Bu hikayeyi okuduğunuzda, bir kere daha olumlu düşünmeyi, olumlu bakmayı ve olumlu telkinlerde bulunmanın sırrını öğreneceksiniz..
Aynı
kalp rahatsızlığıyla aynı kaderi paylasan iki yaşlı adam aynı odayı da
paylaşıyorlardı. Tek fark biri cam kenarında diğeri ise duvar dibinde
yatıyordu. Cam kenarındaki yaşlı adam her gün camdan bakarak arkadaşına
dışarısını anlatırdı.
‘Bugün deniz sakin, yine de hafif rüzgar var
sanırım çünkü uzaktaki teknenin yelkenleri rüzgarla doluyor. Park bu
sabah sakin, iki salıncak dolu iki salıncak bos, dünkü sevgililer yine
geldi, aynı yere oturup konuşmaya başladılar, elele tutuştular, ne kadar
da yakışıyorlar birbirlerine. Erguvan ağaçları ne kadar güzel açmış her
yer mor bir renk almış, erik ağaçları da beyaz çiçekleriyle onlara
eşlik ediyor.
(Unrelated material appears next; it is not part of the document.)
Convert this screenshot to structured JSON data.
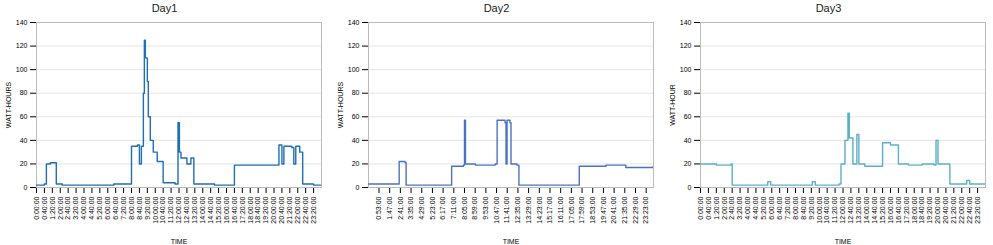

Denizin üzerindeki martılar bugünkü yemeklerini arıyorlar,
ne güzel de dalıyorlar suya’.
Günler böyle geçip
gidiyordu ta ki cam kenarındaki yaşlı adam kalp krizi geçirene kadar,
iste o anda duvar kenarındaki adam düğmeye bassa kurtaracaktı arkadaşını
ama şeytana uydu, bunca zamandır sadece dinleyebiliyordu, artık
görebilirdi de, iste bunun için düğmeye basmadı ve hemşireyi çağırmadı.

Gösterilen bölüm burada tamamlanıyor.